Activist short seller Culper Research took aim at Bitcoin miner Iris Energy this month, writing in a report that the company’s real estate was ill-equipped to transition to AI hosting, like a “Prius at the Grand Prix.” In an interview, Iris CEO Daniel Roberts said that Iris has been well positioned for data-center hosting since it was founded in 2018, and has all the necessary equipment, such as fiber cables, at its centers. It also gets its power from clean sources, a priority for some tech companies. Smith, the J.P. Morgan analyst, says Iris is the “best positioned” miner to take advantage of the AI opportunity, because it has already bought Nvidia chips and “has a track record of building/delivering (relatively) high quality data centers on time.”

Bitcoin companies have often found it hard to convince investors that they’re mining digital gold. They’re making more headway with their new argument: the real gold is in their wires.




To: elmatador who wrote (12851)8/3/2024 2:55:50 PM
From: Elroy Jetson1 Recommendation

Recommended By
elmatador

  Respond to of 13781
 
Iron Mountain (NYSE:IRM) has lately been priced to take advantage of the huge demand for data centers. I was accustomed to the Iron Mountain REIT paying a 5% dividend and couldn't figure out how they could build more data centers without taking on a lot more debt, so I intended to sell. But with study, I've figured out their strategy.

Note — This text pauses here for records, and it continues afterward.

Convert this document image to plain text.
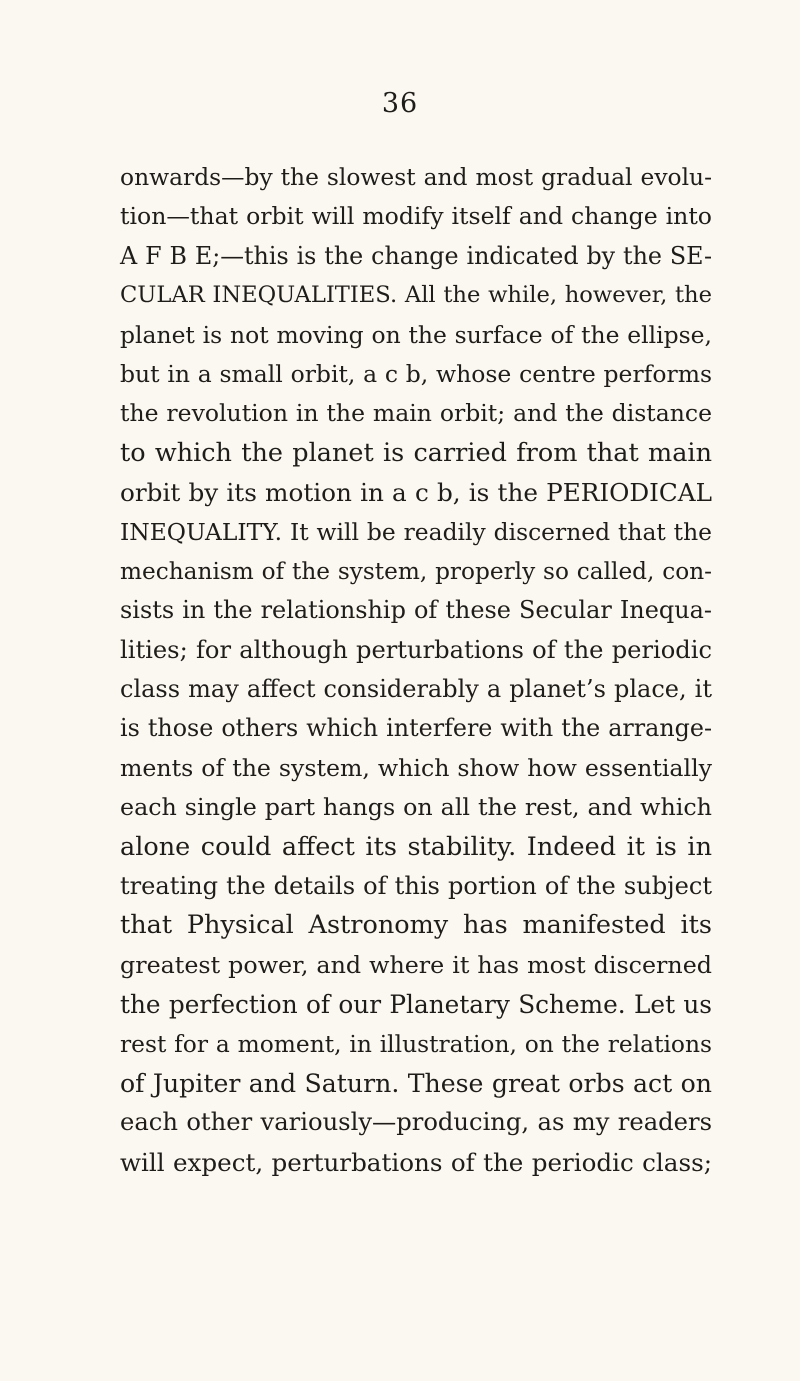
36
onwards—by the slowest and most gradual evolu-
tion—that orbit will modify itself and change into
A F B E;—this is the change indicated by the SE-
CULAR INEQUALITIES. All the while, however, the
planet is not moving on the surface of the ellipse,
but in a small orbit, a c b, whose centre performs
the revolution in the main orbit; and the distance
to which the planet is carried from that main
orbit by its motion in a c b, is the PERIODICAL
INEQUALITY. It will be readily discerned that the
mechanism of the system, properly so called, con-
sists in the relationship of these Secular Inequa-
lities; for although perturbations of the periodic
class may affect considerably a planet’s place, it
is those others which interfere with the arrange-
ments of the system, which show how essentially
each single part hangs on all the rest, and which
alone could affect its stability. Indeed it is in
treating the details of this portion of the subject
that Physical Astronomy has manifested its
greatest power, and where it has most discerned
the perfection of our Planetary Scheme. Let us
rest for a moment, in illustration, on the relations
of Jupiter and Saturn. These great orbs act on
each other variously—producing, as my readers
will expect, perturbations of the periodic class;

IRM is still managed by extremely smart people - which is not typical for "a warehouse REIT".


The part of Data Center's that is in short supply is local electrical supply, with a five year waiting list to obtain new transformers from manufacturers to build or expand substations.

Iron Mountain currently has 25 data centers and 1,400 warehouse locations around the world. For decades IRM has made great stride in reducing their electrical usage to reduce costs. As a result, almost all of their warehouse locations can greatly expand their electrical usage without making any investment or requiring changes or approval from their local utility, and virtually all of these facilities have current access to high-speed fiber networks. Just add more air-conditioning, and diesel or battery power back-up in their mammoth warehouses and they can greatly increase their revenues and profits.

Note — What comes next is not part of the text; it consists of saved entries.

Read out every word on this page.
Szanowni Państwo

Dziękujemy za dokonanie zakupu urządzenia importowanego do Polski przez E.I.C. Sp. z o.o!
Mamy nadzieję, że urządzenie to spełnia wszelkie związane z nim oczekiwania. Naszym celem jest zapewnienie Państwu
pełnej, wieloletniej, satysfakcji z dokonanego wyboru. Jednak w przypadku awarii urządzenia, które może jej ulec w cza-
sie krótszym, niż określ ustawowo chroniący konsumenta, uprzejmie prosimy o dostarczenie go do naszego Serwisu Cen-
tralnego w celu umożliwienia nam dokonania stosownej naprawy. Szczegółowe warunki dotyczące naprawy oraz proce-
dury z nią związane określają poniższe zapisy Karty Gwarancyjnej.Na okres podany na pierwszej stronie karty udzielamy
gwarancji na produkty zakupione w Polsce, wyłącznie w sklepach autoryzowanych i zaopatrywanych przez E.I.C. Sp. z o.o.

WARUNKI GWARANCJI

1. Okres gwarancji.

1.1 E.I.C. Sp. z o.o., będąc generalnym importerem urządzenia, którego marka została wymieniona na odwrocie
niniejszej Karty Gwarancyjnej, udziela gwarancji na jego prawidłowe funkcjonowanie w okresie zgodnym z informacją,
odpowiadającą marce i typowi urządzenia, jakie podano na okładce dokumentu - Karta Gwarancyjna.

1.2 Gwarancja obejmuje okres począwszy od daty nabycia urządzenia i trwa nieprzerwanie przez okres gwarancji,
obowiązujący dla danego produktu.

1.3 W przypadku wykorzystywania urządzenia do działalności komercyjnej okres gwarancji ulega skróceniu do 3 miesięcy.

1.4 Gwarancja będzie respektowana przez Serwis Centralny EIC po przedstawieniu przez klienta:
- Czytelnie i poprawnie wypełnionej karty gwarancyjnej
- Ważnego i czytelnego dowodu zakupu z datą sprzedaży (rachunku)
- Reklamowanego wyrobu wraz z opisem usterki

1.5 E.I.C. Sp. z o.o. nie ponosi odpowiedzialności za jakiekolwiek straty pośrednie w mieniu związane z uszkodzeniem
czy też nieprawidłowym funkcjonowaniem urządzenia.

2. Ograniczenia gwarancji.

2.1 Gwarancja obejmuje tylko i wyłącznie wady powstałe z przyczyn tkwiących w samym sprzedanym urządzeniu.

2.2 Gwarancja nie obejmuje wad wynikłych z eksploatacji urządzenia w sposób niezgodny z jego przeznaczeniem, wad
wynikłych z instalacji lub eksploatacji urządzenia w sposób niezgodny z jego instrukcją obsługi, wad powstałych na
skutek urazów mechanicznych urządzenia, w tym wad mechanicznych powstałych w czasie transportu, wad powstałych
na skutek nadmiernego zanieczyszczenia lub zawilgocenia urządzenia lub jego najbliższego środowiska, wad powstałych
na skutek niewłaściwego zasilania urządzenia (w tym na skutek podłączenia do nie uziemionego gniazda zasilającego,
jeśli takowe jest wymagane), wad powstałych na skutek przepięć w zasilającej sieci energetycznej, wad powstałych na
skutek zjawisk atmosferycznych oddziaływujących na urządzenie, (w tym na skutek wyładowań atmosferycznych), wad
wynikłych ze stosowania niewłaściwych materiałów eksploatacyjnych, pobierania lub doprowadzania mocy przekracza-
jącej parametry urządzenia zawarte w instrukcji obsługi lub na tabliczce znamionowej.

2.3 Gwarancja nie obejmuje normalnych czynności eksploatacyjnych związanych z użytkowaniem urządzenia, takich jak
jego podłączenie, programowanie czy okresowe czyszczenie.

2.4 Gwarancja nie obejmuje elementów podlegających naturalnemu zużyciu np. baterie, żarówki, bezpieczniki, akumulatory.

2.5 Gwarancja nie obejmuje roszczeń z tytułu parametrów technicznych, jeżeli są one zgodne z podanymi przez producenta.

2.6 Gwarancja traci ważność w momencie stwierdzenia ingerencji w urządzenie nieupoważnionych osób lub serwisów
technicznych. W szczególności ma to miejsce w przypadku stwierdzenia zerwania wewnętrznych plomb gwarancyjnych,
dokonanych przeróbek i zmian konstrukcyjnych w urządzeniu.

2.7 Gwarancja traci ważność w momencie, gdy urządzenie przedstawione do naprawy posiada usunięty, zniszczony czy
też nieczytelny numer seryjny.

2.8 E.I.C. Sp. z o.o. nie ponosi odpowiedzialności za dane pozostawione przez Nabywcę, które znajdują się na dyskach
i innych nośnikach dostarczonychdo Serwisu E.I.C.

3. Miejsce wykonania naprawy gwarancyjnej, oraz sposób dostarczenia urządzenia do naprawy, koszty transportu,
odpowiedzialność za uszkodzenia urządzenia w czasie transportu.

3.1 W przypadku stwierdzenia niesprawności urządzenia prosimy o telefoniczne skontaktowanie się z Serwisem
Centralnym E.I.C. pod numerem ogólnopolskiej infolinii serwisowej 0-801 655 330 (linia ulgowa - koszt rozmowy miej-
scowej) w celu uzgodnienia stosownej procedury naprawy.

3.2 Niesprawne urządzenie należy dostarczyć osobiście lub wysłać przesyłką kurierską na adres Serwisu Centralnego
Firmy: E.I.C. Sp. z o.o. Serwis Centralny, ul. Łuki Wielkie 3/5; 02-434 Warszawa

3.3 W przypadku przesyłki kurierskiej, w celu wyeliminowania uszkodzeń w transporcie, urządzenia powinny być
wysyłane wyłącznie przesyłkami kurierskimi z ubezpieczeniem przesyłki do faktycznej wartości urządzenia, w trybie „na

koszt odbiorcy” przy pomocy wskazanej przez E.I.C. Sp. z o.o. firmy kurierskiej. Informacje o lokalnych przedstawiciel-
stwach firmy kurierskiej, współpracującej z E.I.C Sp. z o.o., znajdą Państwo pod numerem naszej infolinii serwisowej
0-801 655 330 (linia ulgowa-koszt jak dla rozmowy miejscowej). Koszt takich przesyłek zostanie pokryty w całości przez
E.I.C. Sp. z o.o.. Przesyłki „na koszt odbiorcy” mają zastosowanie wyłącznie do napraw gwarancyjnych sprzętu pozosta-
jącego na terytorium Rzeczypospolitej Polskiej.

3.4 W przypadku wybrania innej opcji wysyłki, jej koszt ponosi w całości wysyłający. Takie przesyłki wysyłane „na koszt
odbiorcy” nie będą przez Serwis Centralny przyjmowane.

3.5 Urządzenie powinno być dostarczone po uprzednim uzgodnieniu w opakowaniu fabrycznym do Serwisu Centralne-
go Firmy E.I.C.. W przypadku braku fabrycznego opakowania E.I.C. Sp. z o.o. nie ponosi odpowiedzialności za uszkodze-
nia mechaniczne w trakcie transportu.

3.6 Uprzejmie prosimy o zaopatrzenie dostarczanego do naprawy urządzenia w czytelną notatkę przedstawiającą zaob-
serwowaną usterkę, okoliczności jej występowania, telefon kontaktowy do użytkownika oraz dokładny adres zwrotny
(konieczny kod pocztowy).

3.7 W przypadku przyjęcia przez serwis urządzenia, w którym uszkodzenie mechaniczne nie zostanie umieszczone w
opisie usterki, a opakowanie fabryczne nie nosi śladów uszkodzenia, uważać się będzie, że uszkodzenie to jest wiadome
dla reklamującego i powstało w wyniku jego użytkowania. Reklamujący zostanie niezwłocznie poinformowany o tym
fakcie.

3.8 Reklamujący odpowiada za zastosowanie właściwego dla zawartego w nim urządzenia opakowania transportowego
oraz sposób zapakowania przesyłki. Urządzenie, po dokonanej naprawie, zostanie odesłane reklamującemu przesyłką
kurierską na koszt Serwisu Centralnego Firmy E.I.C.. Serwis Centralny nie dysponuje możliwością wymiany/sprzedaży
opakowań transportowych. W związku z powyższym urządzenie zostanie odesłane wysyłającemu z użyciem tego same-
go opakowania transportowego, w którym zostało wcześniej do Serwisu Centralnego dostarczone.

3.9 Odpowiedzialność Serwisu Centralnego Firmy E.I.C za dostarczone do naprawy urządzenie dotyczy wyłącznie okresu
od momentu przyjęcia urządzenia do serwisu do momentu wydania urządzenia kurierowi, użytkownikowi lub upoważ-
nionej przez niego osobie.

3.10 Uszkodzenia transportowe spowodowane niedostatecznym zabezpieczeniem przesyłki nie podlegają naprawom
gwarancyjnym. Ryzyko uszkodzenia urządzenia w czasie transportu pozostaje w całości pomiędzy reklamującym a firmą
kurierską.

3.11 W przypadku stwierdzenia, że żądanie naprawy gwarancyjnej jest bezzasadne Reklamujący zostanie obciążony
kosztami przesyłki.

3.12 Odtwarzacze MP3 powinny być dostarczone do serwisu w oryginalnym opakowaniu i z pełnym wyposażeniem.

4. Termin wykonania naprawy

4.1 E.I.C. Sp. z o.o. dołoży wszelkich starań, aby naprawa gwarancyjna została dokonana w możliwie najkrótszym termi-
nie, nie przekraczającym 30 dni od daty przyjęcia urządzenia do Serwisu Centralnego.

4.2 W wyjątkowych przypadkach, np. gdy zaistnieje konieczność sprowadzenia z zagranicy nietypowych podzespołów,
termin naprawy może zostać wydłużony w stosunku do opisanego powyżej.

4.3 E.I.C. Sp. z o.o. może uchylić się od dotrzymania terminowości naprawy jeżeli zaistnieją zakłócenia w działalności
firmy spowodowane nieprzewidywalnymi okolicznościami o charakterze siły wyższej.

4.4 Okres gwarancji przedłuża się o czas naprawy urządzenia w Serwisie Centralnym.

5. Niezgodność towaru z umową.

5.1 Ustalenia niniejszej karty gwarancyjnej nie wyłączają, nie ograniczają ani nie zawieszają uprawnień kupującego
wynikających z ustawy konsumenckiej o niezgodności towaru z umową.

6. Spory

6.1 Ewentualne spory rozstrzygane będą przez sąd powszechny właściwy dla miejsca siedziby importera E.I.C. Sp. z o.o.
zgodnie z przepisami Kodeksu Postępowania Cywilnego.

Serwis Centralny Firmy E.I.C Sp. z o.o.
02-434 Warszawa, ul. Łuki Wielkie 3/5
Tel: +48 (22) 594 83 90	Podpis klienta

IRM is yet anoher AI/cloud "bubble stock" that's also a value stock rather than an over-priced bubble.

With very little cost, no additional debt, and little lead-time Iron Mountain can convert current paper record warehouses, or a portion of each facility into data centers. No wonder the stock has zoomed to the point where the typically 5% dividend is now paying only 2.44% due to the increase in share price.


I may still be selling IRM over the next two years to obtain our 358% capital gain paying little in the way of tax - but I'll be immediately buying back the shares. This way in the future I won't feel locked-in and could later sell IRM without facing untoward tax consequences.